Devant l’hôtel de ville de Marseille, il était difficile le 6 juin 2016, de ne pas remarquer les deux bus standard stationnés, recouverts d’une livrée vert pomme sur laquelle est écrit en gros caractères "100% électrique".
 
"Je suis ému et fier d’être là ce matin pour l’inauguration de la première ligne 100% électrique de France", a déclaré Maxime Tommasini, président du conseil d’administration de la Régie des transports de Marseille (RTM).
 
La ligne en question est la 82 qui relie le palais du Pharo à Euromed en passant par le Vieux-Port et le Mucem. Soit un parcours d’environ 7 kilomètres emprunté quotidiennement par 5000 personnes.

"C’est une ligne de centre-ville emblématique qui dessert des quartiers résidentiels, d’affaires et touristiques. La ligne 82 va montrer l’exemple et donner des idées à d’autres", espère Guy Teissier, vice-président de la Métropole d'Aix-Marseille-Provence.
 
Acquisition de six bus i2e
 
Ce choix du tout électrique ne tombe pas du ciel. Depuis plus d’un an, la RTM teste un bus de ce type en condition réelle. Durant cette période, celui-ci a parcouru 4000 kilomètres et présenté une autonomie journalière de 16 heures.
 
"A l’issue de ce test qui a été concluant, nous avons commandé à Irizar six bus standard via la centrale d’achat d’Agir". Soit un investissement de 2,5 millions d’euros.
 
Le modèle choisi par Marseille est le i2e.

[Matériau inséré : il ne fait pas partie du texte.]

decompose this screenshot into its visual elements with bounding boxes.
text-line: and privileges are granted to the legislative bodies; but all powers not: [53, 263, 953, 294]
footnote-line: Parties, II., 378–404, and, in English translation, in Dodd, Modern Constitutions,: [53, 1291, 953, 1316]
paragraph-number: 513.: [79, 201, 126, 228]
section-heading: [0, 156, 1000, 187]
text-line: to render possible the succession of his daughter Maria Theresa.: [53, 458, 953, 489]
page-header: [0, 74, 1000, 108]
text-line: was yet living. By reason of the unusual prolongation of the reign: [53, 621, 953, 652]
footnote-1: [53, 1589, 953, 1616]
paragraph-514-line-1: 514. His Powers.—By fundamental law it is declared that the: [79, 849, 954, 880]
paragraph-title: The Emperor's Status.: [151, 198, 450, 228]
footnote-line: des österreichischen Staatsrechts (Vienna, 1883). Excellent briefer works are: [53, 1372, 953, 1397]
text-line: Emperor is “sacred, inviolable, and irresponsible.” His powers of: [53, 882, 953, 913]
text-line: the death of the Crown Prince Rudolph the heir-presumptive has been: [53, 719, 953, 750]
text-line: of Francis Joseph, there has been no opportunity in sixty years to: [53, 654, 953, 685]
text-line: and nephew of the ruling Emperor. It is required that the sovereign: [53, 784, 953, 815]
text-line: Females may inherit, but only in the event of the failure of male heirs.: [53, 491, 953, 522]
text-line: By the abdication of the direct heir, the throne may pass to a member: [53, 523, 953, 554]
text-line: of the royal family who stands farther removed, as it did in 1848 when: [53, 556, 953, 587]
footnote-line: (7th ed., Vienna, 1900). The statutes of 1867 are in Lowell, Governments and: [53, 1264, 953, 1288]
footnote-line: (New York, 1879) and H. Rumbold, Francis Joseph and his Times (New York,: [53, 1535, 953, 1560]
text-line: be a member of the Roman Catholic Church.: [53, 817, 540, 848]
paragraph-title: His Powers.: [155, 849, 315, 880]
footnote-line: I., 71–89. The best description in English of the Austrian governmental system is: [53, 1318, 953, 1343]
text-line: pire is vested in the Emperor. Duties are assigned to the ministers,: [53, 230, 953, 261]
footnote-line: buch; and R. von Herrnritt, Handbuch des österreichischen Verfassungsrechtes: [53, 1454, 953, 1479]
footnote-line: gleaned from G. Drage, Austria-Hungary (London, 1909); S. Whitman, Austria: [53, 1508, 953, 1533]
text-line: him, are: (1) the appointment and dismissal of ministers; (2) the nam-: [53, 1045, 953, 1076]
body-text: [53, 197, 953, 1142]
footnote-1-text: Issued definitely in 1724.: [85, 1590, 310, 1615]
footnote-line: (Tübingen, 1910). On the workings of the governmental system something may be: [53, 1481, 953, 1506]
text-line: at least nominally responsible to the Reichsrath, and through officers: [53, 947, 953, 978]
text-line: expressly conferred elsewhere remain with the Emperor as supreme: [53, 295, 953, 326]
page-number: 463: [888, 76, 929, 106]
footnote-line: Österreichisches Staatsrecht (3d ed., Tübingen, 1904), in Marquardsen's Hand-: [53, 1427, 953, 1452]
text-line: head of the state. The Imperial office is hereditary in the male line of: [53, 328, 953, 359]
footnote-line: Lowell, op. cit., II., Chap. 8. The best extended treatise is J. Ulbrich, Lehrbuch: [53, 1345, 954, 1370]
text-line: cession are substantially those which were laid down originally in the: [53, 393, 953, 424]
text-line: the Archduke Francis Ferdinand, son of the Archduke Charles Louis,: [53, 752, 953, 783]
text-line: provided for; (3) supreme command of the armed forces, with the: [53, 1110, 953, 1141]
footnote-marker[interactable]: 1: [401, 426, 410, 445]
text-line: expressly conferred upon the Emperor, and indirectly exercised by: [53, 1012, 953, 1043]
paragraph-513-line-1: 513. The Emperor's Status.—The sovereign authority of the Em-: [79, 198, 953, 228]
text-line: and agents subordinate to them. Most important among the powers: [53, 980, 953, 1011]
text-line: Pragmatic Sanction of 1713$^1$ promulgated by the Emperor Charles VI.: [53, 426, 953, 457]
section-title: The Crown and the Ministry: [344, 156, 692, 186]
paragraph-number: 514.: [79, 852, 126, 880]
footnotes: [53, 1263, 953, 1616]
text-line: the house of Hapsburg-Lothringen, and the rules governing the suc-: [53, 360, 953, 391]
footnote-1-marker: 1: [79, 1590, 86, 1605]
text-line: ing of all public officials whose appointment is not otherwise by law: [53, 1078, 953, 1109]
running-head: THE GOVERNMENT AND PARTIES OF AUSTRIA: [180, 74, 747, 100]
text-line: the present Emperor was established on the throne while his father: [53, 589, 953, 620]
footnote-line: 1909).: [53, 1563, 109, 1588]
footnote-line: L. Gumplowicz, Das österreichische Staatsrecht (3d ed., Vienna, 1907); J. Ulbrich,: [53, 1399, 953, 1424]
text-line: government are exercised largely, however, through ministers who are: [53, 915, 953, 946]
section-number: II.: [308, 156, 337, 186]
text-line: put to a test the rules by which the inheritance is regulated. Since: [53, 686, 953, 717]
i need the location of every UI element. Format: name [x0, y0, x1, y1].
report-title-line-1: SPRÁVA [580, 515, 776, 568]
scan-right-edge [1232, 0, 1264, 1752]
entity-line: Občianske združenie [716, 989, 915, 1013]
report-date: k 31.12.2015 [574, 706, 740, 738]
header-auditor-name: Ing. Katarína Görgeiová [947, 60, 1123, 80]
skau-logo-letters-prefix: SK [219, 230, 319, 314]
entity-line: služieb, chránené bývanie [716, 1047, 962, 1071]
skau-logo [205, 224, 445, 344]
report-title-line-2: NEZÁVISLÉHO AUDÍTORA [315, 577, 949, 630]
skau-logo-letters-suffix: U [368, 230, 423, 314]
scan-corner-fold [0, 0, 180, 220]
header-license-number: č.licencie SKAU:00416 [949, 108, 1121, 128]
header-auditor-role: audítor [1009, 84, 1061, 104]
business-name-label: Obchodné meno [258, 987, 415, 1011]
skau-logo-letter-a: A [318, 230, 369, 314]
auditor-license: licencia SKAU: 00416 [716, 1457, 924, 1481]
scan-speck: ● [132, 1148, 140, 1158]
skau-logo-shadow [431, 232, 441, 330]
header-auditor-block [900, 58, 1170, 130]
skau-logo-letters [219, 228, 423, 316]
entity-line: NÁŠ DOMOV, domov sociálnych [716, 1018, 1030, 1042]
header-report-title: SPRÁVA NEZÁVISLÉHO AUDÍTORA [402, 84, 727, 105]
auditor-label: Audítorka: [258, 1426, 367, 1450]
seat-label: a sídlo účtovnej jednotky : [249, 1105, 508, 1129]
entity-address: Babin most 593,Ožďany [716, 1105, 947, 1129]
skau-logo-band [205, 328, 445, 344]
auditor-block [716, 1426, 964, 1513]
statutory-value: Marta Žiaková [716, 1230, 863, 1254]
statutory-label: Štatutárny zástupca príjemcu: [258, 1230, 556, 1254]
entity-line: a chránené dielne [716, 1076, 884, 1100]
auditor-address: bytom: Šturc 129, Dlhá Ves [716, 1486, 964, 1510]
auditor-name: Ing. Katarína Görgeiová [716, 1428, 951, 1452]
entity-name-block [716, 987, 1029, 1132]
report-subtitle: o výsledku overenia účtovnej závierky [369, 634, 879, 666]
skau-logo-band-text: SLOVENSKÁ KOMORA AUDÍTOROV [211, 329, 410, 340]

Il est doté de 16 batteries de type Zebra dont 14 en toiture et 2 dans un compartiment situé à l’arrière du véhicule. En matière d’autonomie, il peut parcourir jusqu’à 250 kilomètres en milieu urbain et nécessite un temps de rechargement au dépôt variant de 5 à 7 heures.
 
Côté environnement, il contribue à réduire de 88 000 tonnes les émissions annuelles de C02, tandis que l’économie annuelle de carburant est estimée à 33 000 litres.
 
En Europe, Irizar a commercialisé 17 bus de ce type à San Sébastian, Barcelone et Londres. Le constructeur espagnol s’est positionné sur les appels d’offres de Rennes, Bayonne et de l’aéroport de Bruxelles.
 
Réduire de 10% la part de la voiture
 
Marseille est donc la première ville de France à avoir opté pour ce modèle. Selon Guy Teissier, "ce bus vert qui n’en peut plus !" est un moyen de démontrer l’engagement écologique de la métropole.

"Nous avons élaboré un plan de déplacement urbain efficace pour organiser un développement durable de la métropole dans lequel il est prévu de réduire de 10% la part modale de la voiture en dix ans".
 
Pour cela, l’autorité organisatrice a engagé des moyens pour développer les réseaux de métro et de tramway. "Dans tous les aménagements urbains que nous réalisons, nous créons des sites propres pour fluidifier la circulation des bus, sans oublier les BHNS en direction de Luminy et Château-Gombert ", a rappelé Jean-Claude Gaudin, président de la Métropole.
 
"La démarche vertueuse et innovante engagée par la RTM contribue à la réduction des émissions polluantes dans un contexte où la pollution de l’air due en grande partie à la circulation automobile n’épargne pas Marseille, comme la plupart des autres grandes villes".
 
63% de déplacements électriques
 
Une contribution à la réduction des émissions polluantes qui revêt plusieurs formes. En 2013, la RTM a opéré une navette électrique sur le Vieux-Port et débuté une expérimentation portant sur deux bus hybrides conçus par Evobus.
 

"Chaque année nous achetons 59 bus. Ainsi la moyenne d’âge du parc de la RTM est de 7,5 ans. Ce qui nous place dans le peloton de tête nationale", note Maxime Tommasini.
 
La RTM réalise 180 millions de voyages par an, dont 63% s’effectuent avec un mode électrique.